Researchers have discovered a genetic mutation in rhesus monkeys that leads to the rare Bardet-Biedl Syndrome (BBS). According to the team, their findings offer a promising way to develop gene and cell therapies to treat the condition in human patients.

The research was conducted at the Oregon Health & Science University (OHSU), US and offers the first known naturally occurring nonhuman primate model of the syndrome which causes vision loss, kidney dysfunction and extra fingers or toes.

…their discovery could also be used to develop treatments for other retinitis pigmentosa diseases”

Two related monkeys without cells critical for vision were discovered by the researchers. Examining their genomes, they found that both monkeys had a mutation in the BBS7 gene, one of at least 14 genes associated with BBS.

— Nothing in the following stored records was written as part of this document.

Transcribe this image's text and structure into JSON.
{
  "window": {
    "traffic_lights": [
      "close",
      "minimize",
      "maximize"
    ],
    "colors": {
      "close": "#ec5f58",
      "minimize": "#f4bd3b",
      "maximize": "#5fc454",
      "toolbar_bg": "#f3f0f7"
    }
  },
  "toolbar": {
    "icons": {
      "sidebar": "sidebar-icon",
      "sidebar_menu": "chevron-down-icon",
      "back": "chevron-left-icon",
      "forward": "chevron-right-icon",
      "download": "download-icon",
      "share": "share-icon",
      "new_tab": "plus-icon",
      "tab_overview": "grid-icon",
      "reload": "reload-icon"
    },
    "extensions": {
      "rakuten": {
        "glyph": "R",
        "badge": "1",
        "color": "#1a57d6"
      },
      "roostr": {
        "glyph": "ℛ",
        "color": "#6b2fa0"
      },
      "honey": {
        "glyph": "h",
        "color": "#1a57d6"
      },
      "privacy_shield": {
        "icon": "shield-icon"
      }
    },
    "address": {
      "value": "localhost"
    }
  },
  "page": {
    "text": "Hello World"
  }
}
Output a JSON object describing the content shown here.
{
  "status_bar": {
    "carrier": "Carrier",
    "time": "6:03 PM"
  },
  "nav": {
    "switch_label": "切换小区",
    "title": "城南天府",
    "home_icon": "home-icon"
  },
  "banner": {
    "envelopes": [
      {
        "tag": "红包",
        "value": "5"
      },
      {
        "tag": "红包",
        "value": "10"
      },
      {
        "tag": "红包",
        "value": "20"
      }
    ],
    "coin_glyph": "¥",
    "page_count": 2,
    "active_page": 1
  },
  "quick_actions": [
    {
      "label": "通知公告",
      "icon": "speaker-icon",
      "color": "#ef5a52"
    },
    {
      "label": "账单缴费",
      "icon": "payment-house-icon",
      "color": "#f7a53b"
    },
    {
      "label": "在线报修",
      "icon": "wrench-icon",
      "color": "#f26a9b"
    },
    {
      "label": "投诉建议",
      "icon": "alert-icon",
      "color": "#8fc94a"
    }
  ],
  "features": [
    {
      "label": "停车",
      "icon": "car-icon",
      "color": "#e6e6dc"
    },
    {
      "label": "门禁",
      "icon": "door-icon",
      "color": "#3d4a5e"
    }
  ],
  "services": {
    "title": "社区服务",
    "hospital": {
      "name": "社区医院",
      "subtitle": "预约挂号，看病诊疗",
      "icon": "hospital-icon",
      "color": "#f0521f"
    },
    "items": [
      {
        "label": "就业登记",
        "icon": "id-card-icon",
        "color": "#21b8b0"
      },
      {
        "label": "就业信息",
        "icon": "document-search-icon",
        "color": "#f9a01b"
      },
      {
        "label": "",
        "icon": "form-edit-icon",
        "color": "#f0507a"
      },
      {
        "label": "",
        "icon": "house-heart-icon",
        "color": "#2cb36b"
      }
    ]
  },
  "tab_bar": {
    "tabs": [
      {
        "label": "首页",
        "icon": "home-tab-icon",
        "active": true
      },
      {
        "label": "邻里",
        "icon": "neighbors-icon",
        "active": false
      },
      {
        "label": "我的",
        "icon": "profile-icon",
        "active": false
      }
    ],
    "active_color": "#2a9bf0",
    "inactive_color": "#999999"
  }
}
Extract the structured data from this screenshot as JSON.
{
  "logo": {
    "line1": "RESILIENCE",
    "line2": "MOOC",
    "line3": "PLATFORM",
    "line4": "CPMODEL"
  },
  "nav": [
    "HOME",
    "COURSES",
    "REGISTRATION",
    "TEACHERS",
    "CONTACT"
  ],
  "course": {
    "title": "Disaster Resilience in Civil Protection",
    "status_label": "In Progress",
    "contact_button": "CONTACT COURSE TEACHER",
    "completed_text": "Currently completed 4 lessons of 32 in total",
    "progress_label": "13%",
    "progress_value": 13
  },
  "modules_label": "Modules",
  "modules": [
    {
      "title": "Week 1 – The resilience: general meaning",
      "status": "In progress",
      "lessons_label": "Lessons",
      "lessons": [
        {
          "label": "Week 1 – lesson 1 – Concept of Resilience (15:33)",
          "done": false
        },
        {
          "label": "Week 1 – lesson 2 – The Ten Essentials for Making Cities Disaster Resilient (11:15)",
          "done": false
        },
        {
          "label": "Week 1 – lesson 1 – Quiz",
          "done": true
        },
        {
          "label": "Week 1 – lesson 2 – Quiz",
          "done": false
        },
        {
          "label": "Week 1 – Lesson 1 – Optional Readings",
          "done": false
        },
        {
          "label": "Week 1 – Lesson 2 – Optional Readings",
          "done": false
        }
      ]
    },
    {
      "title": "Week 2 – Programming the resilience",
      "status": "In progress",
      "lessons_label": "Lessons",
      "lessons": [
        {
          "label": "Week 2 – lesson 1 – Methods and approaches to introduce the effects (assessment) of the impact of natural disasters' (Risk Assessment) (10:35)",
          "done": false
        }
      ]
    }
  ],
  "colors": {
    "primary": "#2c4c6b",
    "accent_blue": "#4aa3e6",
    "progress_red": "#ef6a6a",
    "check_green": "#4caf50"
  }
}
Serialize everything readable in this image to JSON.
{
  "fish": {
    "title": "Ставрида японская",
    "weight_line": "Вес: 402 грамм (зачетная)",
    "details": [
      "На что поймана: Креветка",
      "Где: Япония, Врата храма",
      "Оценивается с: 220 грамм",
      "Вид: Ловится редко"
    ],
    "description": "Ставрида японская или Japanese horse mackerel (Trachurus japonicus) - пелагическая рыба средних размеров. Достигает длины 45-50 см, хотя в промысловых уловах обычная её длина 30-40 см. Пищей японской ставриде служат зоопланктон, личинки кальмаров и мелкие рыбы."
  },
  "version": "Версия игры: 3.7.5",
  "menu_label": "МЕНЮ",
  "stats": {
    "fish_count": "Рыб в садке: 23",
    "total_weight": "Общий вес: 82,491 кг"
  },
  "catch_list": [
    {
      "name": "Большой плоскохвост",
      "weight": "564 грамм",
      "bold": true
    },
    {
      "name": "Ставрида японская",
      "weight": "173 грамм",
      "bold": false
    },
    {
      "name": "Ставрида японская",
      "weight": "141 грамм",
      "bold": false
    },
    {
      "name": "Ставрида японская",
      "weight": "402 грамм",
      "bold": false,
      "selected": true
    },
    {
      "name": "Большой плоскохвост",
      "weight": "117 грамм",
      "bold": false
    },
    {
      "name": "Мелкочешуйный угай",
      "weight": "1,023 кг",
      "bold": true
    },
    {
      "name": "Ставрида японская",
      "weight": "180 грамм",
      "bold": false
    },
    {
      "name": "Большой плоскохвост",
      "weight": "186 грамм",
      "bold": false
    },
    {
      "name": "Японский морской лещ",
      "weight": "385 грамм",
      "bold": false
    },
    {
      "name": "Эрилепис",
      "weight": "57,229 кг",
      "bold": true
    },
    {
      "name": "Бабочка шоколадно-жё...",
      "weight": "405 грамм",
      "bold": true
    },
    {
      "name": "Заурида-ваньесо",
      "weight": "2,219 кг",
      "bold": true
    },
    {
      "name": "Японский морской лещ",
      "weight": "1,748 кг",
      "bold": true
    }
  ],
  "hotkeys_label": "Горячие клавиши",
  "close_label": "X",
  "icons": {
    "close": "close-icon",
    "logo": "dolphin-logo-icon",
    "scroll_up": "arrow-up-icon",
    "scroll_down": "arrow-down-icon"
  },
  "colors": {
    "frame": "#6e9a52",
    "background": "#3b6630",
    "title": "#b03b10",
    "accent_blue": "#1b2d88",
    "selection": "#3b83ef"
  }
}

The team then searched a genome database of the monkeys at the Oregon National Primate Research Center at OHSU. They identified a third monkey that had the same mutation and has severe BBS symptoms.   

The group are now breeding more animals with the naturally occurring BBS7 mutation, as having more animals with the mutation can enable them to develop cell and gene therapies.

“There is no cure for BBS today but having a naturally occurring animal model for the condition could help us find one in the future,” said the paper’s corresponding author, Dr Martha Neuringer, a professor of neuroscience at the Oregon National Primate Research Center at OHSU. 

The researchers say that their discovery could also be used to develop treatments for other retinitis pigmentosa diseases.

The results were published in Experimental Eye Research.